More than 117 million people are likely to make trips in China during the five-day May Day holiday that started Friday, official media reported, amid lingering concern over a possible second wave of new coronavirus infections in the country.

In Beijing, tourist destinations, such as the Palace Museum, known as the Forbidden City, have resumed their operations for the first time in around three months, as the number of new infections has been decreasing at home.

(Visitors take a video as people watch the flag-raising ceremony at the Tiananmen Square in Beijing at daybreak on May 1, 2020.)[Getty/Kyodo]  

But many tourist spots still have limited entry and offered pre-booking, indicating that Chinese citizens have remained cautious about the spread of the new coronavirus that causes the respiratory disease COVID-19.

On Friday, visitors who were shown, via a smartphone app, not to have had known contact with infected patients were allowed to enter the Palace Museum, which will continue to close exhibit rooms there for the time being.

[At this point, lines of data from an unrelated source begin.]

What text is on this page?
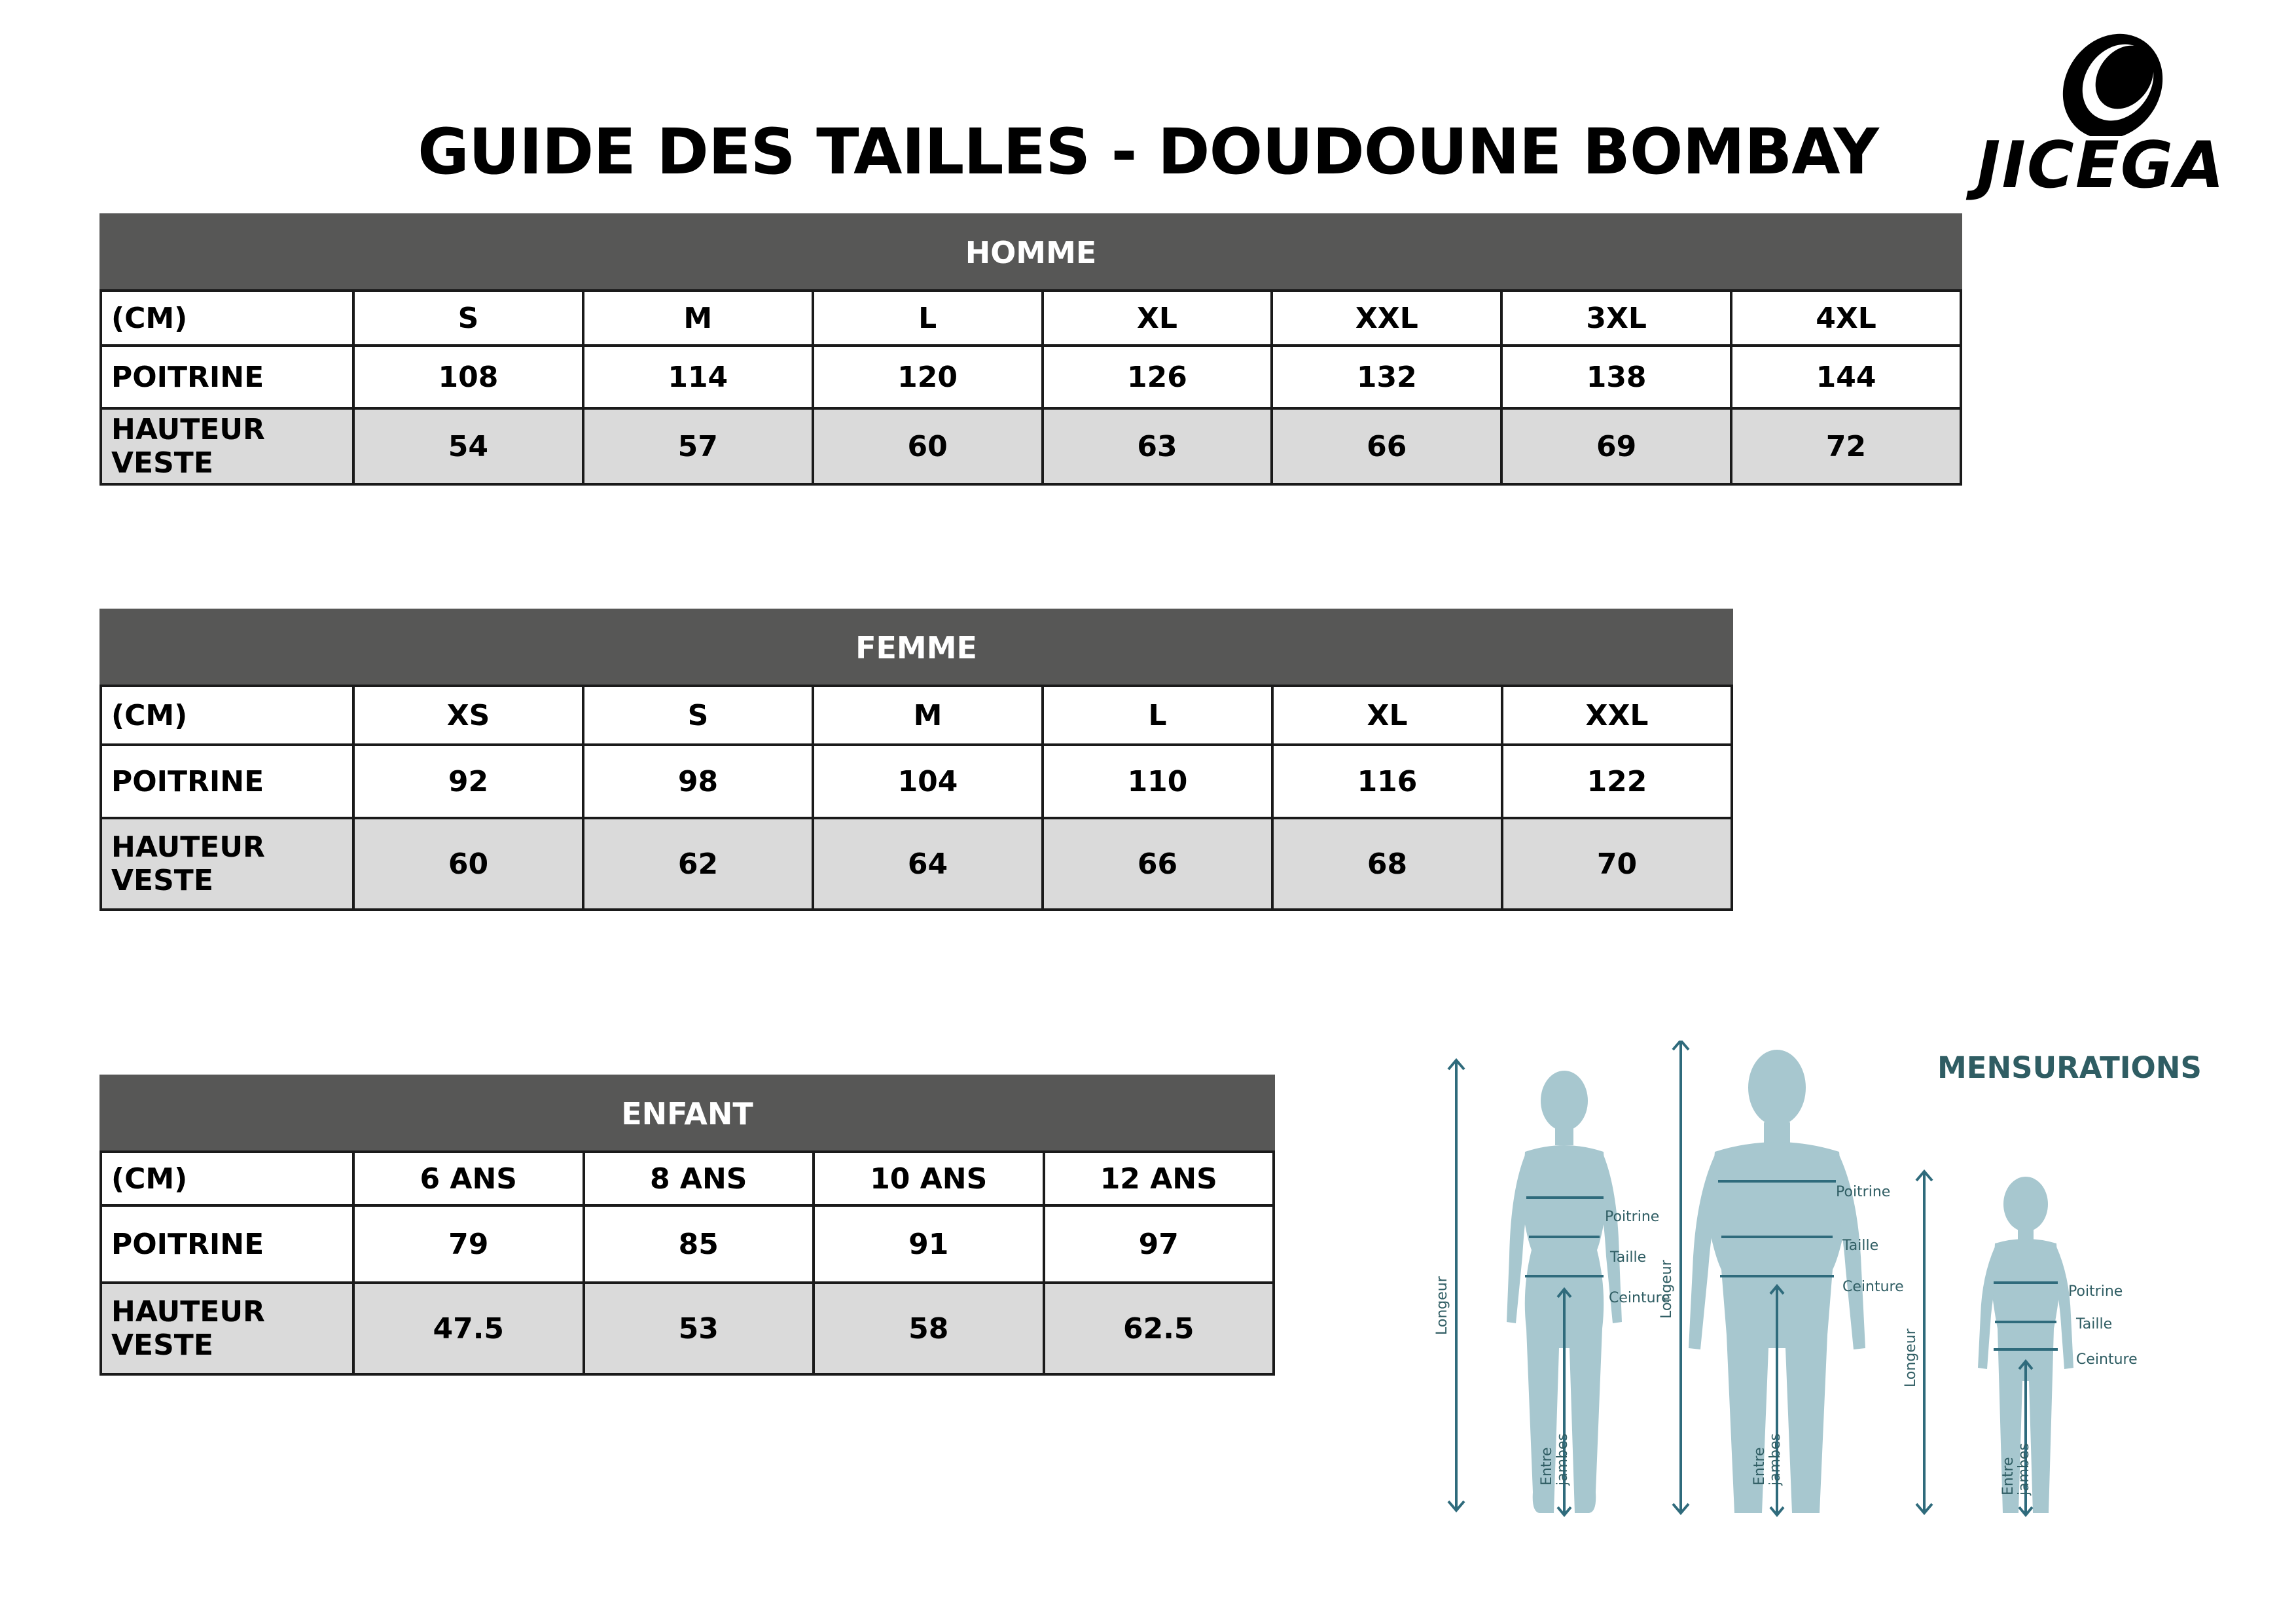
GUIDE DES TAILLES - DOUDOUNE BOMBAY	JICEGA
HOMME							
(CM)	S	M	L	XL	XXL	3XL	4XL
POITRINE	108	114	120	126	132	138	144
HAUTEUR VESTE	54	57	60	63	66	69	72
FEMME						
(CM)	XS	S	M	L	XL	XXL
POITRINE	92	98	104	110	116	122
HAUTEUR VESTE	60	62	64	66	68	70
ENFANT				
(CM)	6 ANS	8 ANS	10 ANS	12 ANS
POITRINE	79	85	91	97
HAUTEUR VESTE	47.5	53	58	62.5
MENSURATIONS
Poitrine
Taille
Ceinture
Poitrine
Taille
Ceinture	Poitrine
Taille
Ceinture
Longeur	Longeur
Longeur
Entre jambes	Entre jambes	Entre jambes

Tickets for the entry to the museum during the holiday period between Friday and Tuesday have been sold out, with a limit of 5,000 tourists a day, sharply down from the previous maximum of 80,000, its website showed.

According to the Chinese government, nearly 70 percent of the nation's tourist destinations have already reopened.

In another development, China's Hubei Province, the original epicenter of the coronavirus outbreak, said Friday that it will lower its emergency response level from the top level to the second level from Saturday, state-run media reported.

The virus was first detected late last year in the central city of Wuhan, the capital city of Hubei Province. On the mainland, it has infected more than 82,000 people and killed over 4,600, China's health authorities said.